Under lockdowns across the African continent, pregnant women died in childbirth, missed check-ups, resorted to risky home births and were denied care at health facilities.
For “pro-family” campaigners, sex should lead to pregnancy and pregnancy to childbirth. Why, then, are they ignoring the people who are walking this very path at a time when sweeping state actions to control coronavirus are cutting off these women’s access to maternity care?
Instead, conservative groups such as CitizenGo are fighting efforts to expand access to women’s health services in Kenya – including the ability to terminate pregnancy if the woman’s life is in danger.
Pregnant Kenyan women, such as Vidia Nduku, who could not get to hospital for six hours, have died because of curfew restrictions, while “pro-family” campaigners are busy fighting the Kenyan Reproductive Healthcare Bill. The Bill has since been halted for further public comment.
Kenya Legal and Ethical Issues Network and Women’s Link Worldwide are working together to defend pregnant women. They have filed a court case that argues in part that the state failed to provide “clear and comprehensive information” in response to reports by “a number of media outlets that women and girls were failing to access health facilities”.
In contrast, the Kenya Christian Professionals Forum has hosted webinars to rally people against the Bill, which they say will legalise abortion. In reality, all the Bill does is reiterate what Kenyan law already allows – the termination of pregnancy when a woman’s life is threatened.
Kathy Kageni-Oganga, a preacher who in 2019 erected graphic anti-abortion billboards in Nairobi’s CBD, has also actively campaigned against the proposed legislation. On August 16 2020 she urged her congregation to write to the Senate to oppose it and later celebrated on Facebook when it was halted for further public hearings.
But Ann Kioko, the African representative of CitizenGo, an organisation that has close ties to the far-right in Spain, has emerged as one of Kenya’s most vocal and busiest “pro-family” campaigners. You might find her outside parliament with a handful of protesters picketing against women legislators such as Esther Passaris and Susan Kihika, who introduced the Bill. Or you could chance upon her in Kibera handing out baby-size dolls splashed with red paint, then sharing pictures on social media to “prove” that Kenyan women are against abortion. She has also appeared frequently on local TV channels.
Kioko even presented a petition against the Bill to parliament, saying it was signed by 20 000 people. CitizenGo online petitions can be signed by anyone anywhere in the world. The petitions, which are now being used to influence local policy deliberations, don’t show where their signatories are based. CitizenGo’s Africa Twitter account has fewer than 750 followers and its Facebook page is liked by fewer than 5 000 – and we don’t know where those followers are based.

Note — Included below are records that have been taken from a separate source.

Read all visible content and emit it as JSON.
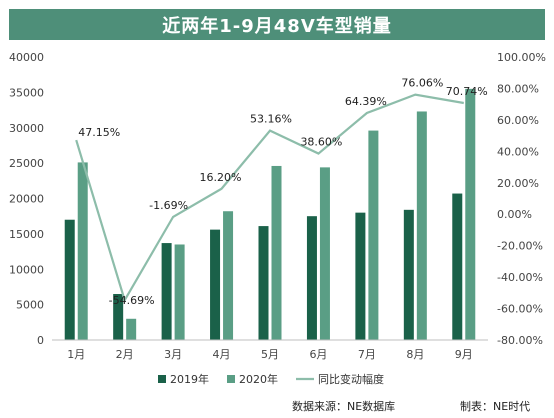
{
  "page": {
    "source_text": "数据来源：NE数据库",
    "maker_text": "制表：NE时代"
  },
  "colors": {
    "series_2019": "#1a6149",
    "series_2020": "#5a9e85",
    "line": "#8dbdaa",
    "title_bg": "#4e8f79"
  },
  "chart_data": {
    "type": "bar",
    "title": "近两年1-9月48V车型销量",
    "categories": [
      "1月",
      "2月",
      "3月",
      "4月",
      "5月",
      "6月",
      "7月",
      "8月",
      "9月"
    ],
    "series": [
      {
        "name": "2019年",
        "type": "bar",
        "axis": "left",
        "values": [
          17000,
          6500,
          13700,
          15600,
          16100,
          17500,
          18000,
          18400,
          20700
        ]
      },
      {
        "name": "2020年",
        "type": "bar",
        "axis": "left",
        "values": [
          25100,
          3000,
          13500,
          18200,
          24600,
          24400,
          29600,
          32300,
          35500
        ]
      },
      {
        "name": "同比变动幅度",
        "type": "line",
        "axis": "right",
        "values": [
          47.15,
          -54.69,
          -1.69,
          16.2,
          53.16,
          38.6,
          64.39,
          76.06,
          70.74
        ],
        "labels": [
          "47.15%",
          "-54.69%",
          "-1.69%",
          "16.20%",
          "53.16%",
          "38.60%",
          "64.39%",
          "76.06%",
          "70.74%"
        ]
      }
    ],
    "y_left": {
      "min": 0,
      "max": 40000,
      "ticks": [
        "0",
        "5000",
        "10000",
        "15000",
        "20000",
        "25000",
        "30000",
        "35000",
        "40000"
      ]
    },
    "y_right": {
      "min": -80,
      "max": 100,
      "ticks": [
        "-80.00%",
        "-60.00%",
        "-40.00%",
        "-20.00%",
        "0.00%",
        "20.00%",
        "40.00%",
        "60.00%",
        "80.00%",
        "100.00%"
      ]
    },
    "grid": false,
    "legend_position": "bottom"
  }
}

But it’s not just the Kenyan bill that kept Kioko busy. CitizenGo Africa has posted several online petitions targeting reproductive health policy in the name of pro-family values across the continent in this period.

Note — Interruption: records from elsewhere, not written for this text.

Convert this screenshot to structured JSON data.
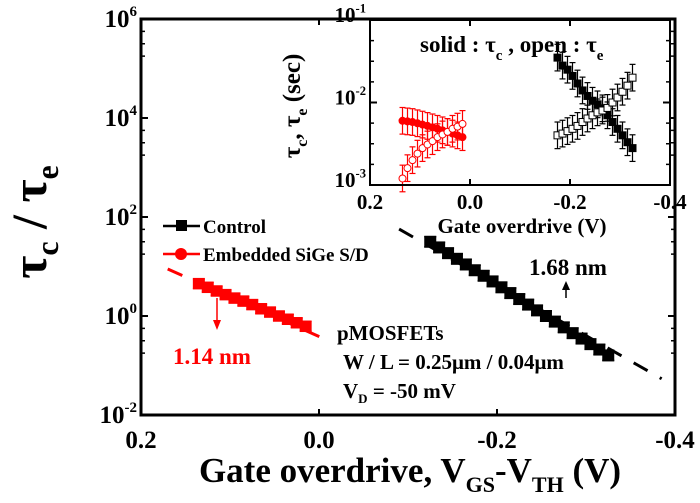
{
  "chart_data": [
    {
      "type": "scatter",
      "xlabel": {
        "main": "Gate overdrive, V",
        "sub1": "GS",
        "mid": "-V",
        "sub2": "TH",
        "end": " (V)"
      },
      "ylabel": {
        "tau1": "τ",
        "sub1": "c",
        "slash": " / ",
        "tau2": "τ",
        "sub2": "e"
      },
      "xlim": [
        0.2,
        -0.4
      ],
      "ylim": [
        0.01,
        1000000
      ],
      "yscale": "log",
      "xticks": [
        "0.2",
        "0.0",
        "-0.2",
        "-0.4"
      ],
      "xtick_values": [
        0.2,
        0.0,
        -0.2,
        -0.4
      ],
      "yticks": [
        {
          "base": "10",
          "exp": "6"
        },
        {
          "base": "10",
          "exp": "4"
        },
        {
          "base": "10",
          "exp": "2"
        },
        {
          "base": "10",
          "exp": "0"
        },
        {
          "base": "10",
          "exp": "-2"
        }
      ],
      "ytick_values": [
        1000000,
        10000,
        100,
        1,
        0.01
      ],
      "legend_placement": "left-middle",
      "series": [
        {
          "name": "Control",
          "color": "#000000",
          "marker": "square",
          "x": [
            -0.125,
            -0.135,
            -0.145,
            -0.155,
            -0.165,
            -0.175,
            -0.185,
            -0.195,
            -0.205,
            -0.215,
            -0.225,
            -0.235,
            -0.245,
            -0.255,
            -0.265,
            -0.275,
            -0.285,
            -0.295,
            -0.305,
            -0.315,
            -0.325
          ],
          "y": [
            31.6,
            24.3,
            18.6,
            14.3,
            11.0,
            8.4,
            6.5,
            5.0,
            3.8,
            2.9,
            2.2,
            1.7,
            1.3,
            1.0,
            0.77,
            0.59,
            0.45,
            0.35,
            0.27,
            0.21,
            0.16
          ]
        },
        {
          "name": "Embedded SiGe S/D",
          "color": "#ff0000",
          "marker": "circle",
          "x": [
            0.135,
            0.125,
            0.115,
            0.105,
            0.095,
            0.085,
            0.075,
            0.065,
            0.055,
            0.045,
            0.035,
            0.025,
            0.015
          ],
          "y": [
            4.5,
            3.8,
            3.2,
            2.7,
            2.3,
            2.0,
            1.7,
            1.4,
            1.2,
            1.0,
            0.86,
            0.73,
            0.62
          ]
        }
      ],
      "fit_lines": [
        {
          "color": "#000000",
          "x": [
            -0.09,
            -0.385
          ],
          "y": [
            57,
            0.054
          ]
        },
        {
          "color": "#ff0000",
          "x": [
            0.17,
            -0.01
          ],
          "y": [
            8.9,
            0.32
          ]
        }
      ],
      "annotations": {
        "red_thickness": "1.14 nm",
        "black_thickness": "1.68 nm",
        "device": "pMOSFETs",
        "wl": "W / L = 0.25μm / 0.04μm",
        "vd_main": "V",
        "vd_sub": "D",
        "vd_rest": " = -50 mV"
      }
    },
    {
      "type": "scatter",
      "title": {
        "p1": "solid : τ",
        "s1": "c",
        "p2": " , open : τ",
        "s2": "e"
      },
      "xlabel": "Gate overdrive (V)",
      "ylabel": {
        "t1": "τ",
        "s1": "c",
        "c": ", τ",
        "s2": "e",
        "rest": " (sec)"
      },
      "xlim": [
        0.2,
        -0.4
      ],
      "ylim": [
        0.001,
        0.1
      ],
      "yscale": "log",
      "xticks": [
        "0.2",
        "0.0",
        "-0.2",
        "-0.4"
      ],
      "xtick_values": [
        0.2,
        0.0,
        -0.2,
        -0.4
      ],
      "yticks": [
        {
          "base": "10",
          "exp": "-1"
        },
        {
          "base": "10",
          "exp": "-2"
        },
        {
          "base": "10",
          "exp": "-3"
        }
      ],
      "ytick_values": [
        0.1,
        0.01,
        0.001
      ],
      "series": [
        {
          "color": "#ff0000",
          "marker": "circle",
          "fill": "solid",
          "x": [
            0.135,
            0.125,
            0.115,
            0.105,
            0.095,
            0.085,
            0.075,
            0.065,
            0.055,
            0.045,
            0.035,
            0.025,
            0.015
          ],
          "y": [
            0.006,
            0.0059,
            0.0058,
            0.0056,
            0.0054,
            0.0052,
            0.005,
            0.0048,
            0.0046,
            0.0044,
            0.0042,
            0.004,
            0.0038
          ]
        },
        {
          "color": "#ff0000",
          "marker": "circle",
          "fill": "open",
          "x": [
            0.135,
            0.125,
            0.115,
            0.105,
            0.095,
            0.085,
            0.075,
            0.065,
            0.055,
            0.045,
            0.035,
            0.025,
            0.015
          ],
          "y": [
            0.0012,
            0.0016,
            0.002,
            0.0024,
            0.0028,
            0.0031,
            0.0034,
            0.0038,
            0.0041,
            0.0044,
            0.0048,
            0.0051,
            0.0055
          ]
        },
        {
          "color": "#000000",
          "marker": "square",
          "fill": "solid",
          "x": [
            -0.175,
            -0.185,
            -0.195,
            -0.205,
            -0.215,
            -0.225,
            -0.235,
            -0.245,
            -0.255,
            -0.265,
            -0.275,
            -0.285,
            -0.295,
            -0.305,
            -0.315,
            -0.325
          ],
          "y": [
            0.035,
            0.028,
            0.025,
            0.021,
            0.017,
            0.014,
            0.012,
            0.0105,
            0.0095,
            0.0085,
            0.007,
            0.0058,
            0.0048,
            0.004,
            0.0033,
            0.0028
          ]
        },
        {
          "color": "#000000",
          "marker": "square",
          "fill": "open",
          "x": [
            -0.175,
            -0.185,
            -0.195,
            -0.205,
            -0.215,
            -0.225,
            -0.235,
            -0.245,
            -0.255,
            -0.265,
            -0.275,
            -0.285,
            -0.295,
            -0.305,
            -0.315,
            -0.325
          ],
          "y": [
            0.004,
            0.0042,
            0.0045,
            0.0048,
            0.0052,
            0.0058,
            0.0064,
            0.007,
            0.0076,
            0.008,
            0.0086,
            0.01,
            0.0115,
            0.0135,
            0.016,
            0.02
          ]
        }
      ]
    }
  ]
}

In Namibia, CitizenGo Africa targeted health minister Ester Muinjangue after she tabled a motion in parliament to discuss the decriminalisation of safe abortion services. In South Africa, it is opposed to comprehensive sexuality education in schools.
The entity has also targeted donor aid for sexual and reproductive health in Africa – with a petition against Canada’s international development minister, Karina Gould, for earmarking $8.9-million for access to contraceptives and another against similar petition against Swedish aid.
Yet somehow they have been unmoved by the childbirth and pregnancy traumas faced by African women who have walked the path they desire for all sexually active women – the women who fall pregnant and carry their pregnancies to term.
Tracking by openDemocracy, a UK based media platform, found news and other reports of these traumas in six African countries. The “pro-family” activists in Africa didn’t raise their voices or start petitions to call out states for pandemic responses that led to these tragedies.
It’s not like they refrained from questioning official responses to the coronavirus altogether. CitizenGo campaigned for the reopening of churches, for example. Earlier, when the Covid-19 pandemic was largely still restricted to China, CitizenGo launched a petition against flights from China entering Kenya too.
Could it be that these campaigners don’t care about women’s well-being and only want to control their bodies by reducing their reproductive health options so they give birth at whatever cost to their health? It certainly seems that way.
The views expressed are those of the authors and do not reflect the official policy or position of the Mail & Guardian.